We come up on the ridge close to a pavilion that houses a Kannon, or so at least a gaudy banner suggests. Nearby is a tree wearing a sacred rope, suggesting that nobody ever tried very hard to disentwine Buddhism and Shintoism here, as they did on Ochi-san. Even today, the Sensei tells me, it is a temple at the foot of the mountain that looks after the shrines up here.


High on the ridge, we pass a lightning-scarred tree. Monju, one of the four great Bodhisattva (Bosatsu), is sometimes portrayed with a thunderbolt (vajra) in his hand. He seems to toss them down with considerable liberality on his namesake mountain.


A few minutes later, on the summit itself, we see a tree-stump that a lightning strike has completely burned out. Probably one should avoid Monju during thunderstorms.

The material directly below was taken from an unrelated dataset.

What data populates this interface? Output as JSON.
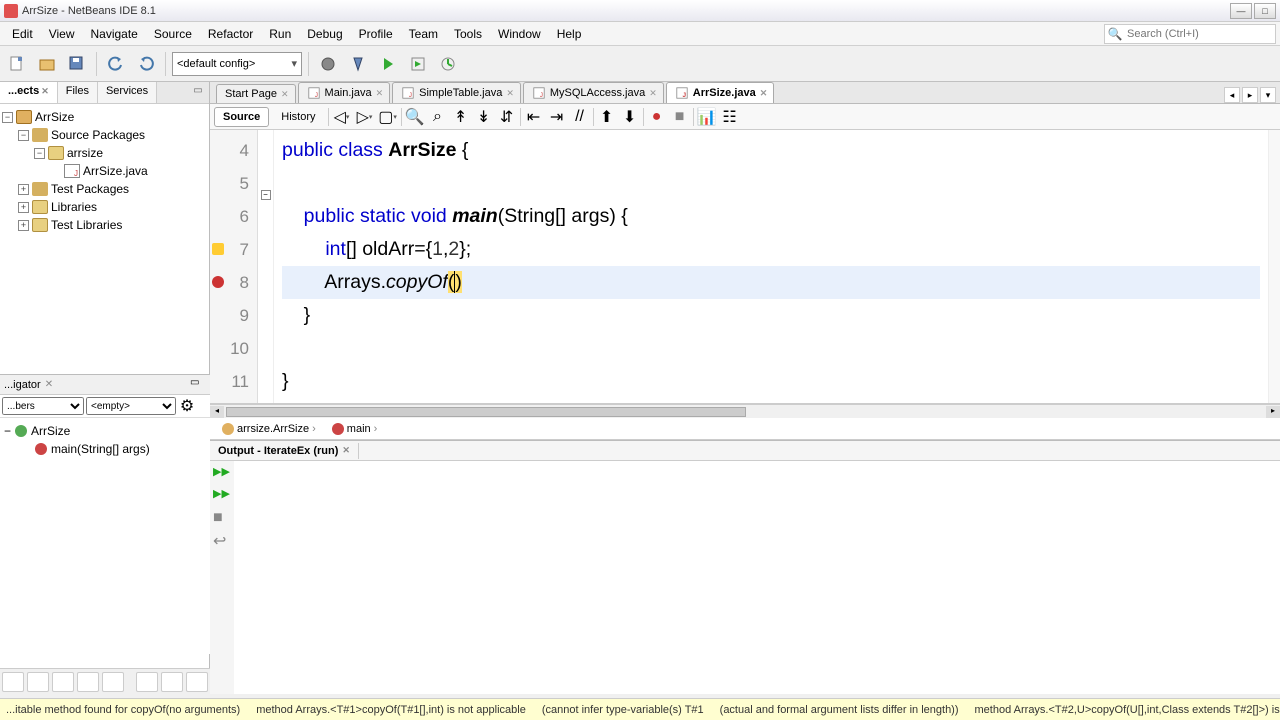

Below the Oku-no-in, the path leads into a rift between the two halves of a gigantic boulder. You should only pass through if you have a clear conscience. No impure thoughts now, says the Sensei. Or the rocks will clap together and swallow you up.


I hesitate for a moment. I mean, suppose there were an earthquake. Then, surviving the passage unscathed, we circle back through the woods towards the middle peak.

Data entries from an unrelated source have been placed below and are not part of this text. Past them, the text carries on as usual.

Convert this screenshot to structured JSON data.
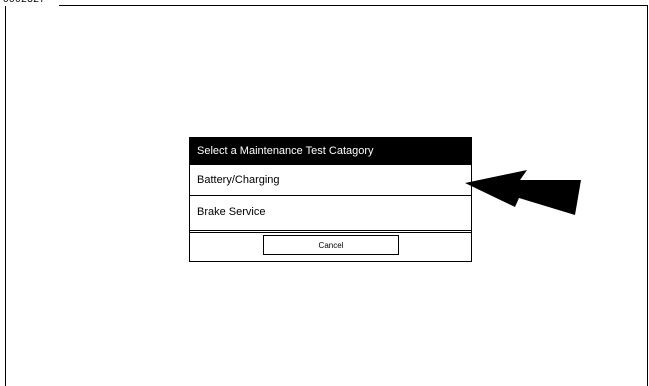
{
  "figure_id": "0002327",
  "dialog": {
    "title": "Select a Maintenance Test Catagory",
    "options": [
      {
        "label": "Battery/Charging"
      },
      {
        "label": "Brake Service"
      }
    ],
    "cancel_label": "Cancel"
  },
  "callout": {
    "icon": "callout-arrow-icon",
    "color": "#000000"
  }
}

Guarded by a row of jizō statues, the summit shrine is silvery with age. Its timbers must have looked fresher when Fukada Kyūya, then in his fourth year at Fukui Middle School, came up here with three companions on November 27, 1919. Another noticeboard gives us these details.


As fellow students had helped to clear the path a year or two before, Fukada and his friends might have felt a proprietary interest in Monju-san. At any rate, all four felt entitled to inscribe their names on the shrine.


Where the future Hyakumeizan author left his mark
(Photo: Fukui Shimbun)
Ninety-nine years later, I look here and there for the graffiti, without success – sorry, says the Sensei, they carved their names inside the shrine, and you can only see them when the doors are opened for the annual festival.


The view makes up for any disappointment. For its height, Monju must afford one of the best all-round vistas in the prefecture. Through gaps in the trees, we look westwards to Ochi-san and the coastal hills. In the opposite direction, Hakusan and all those other famous mountains of Hokuriku loom through the haze. Mountains, as any meizanologist will testify, are places that let you see further.

Tomorrow, we would have to head back to the Big Slope. There were friends to meet and a flight to catch. We’d take the view from Monju with us, though.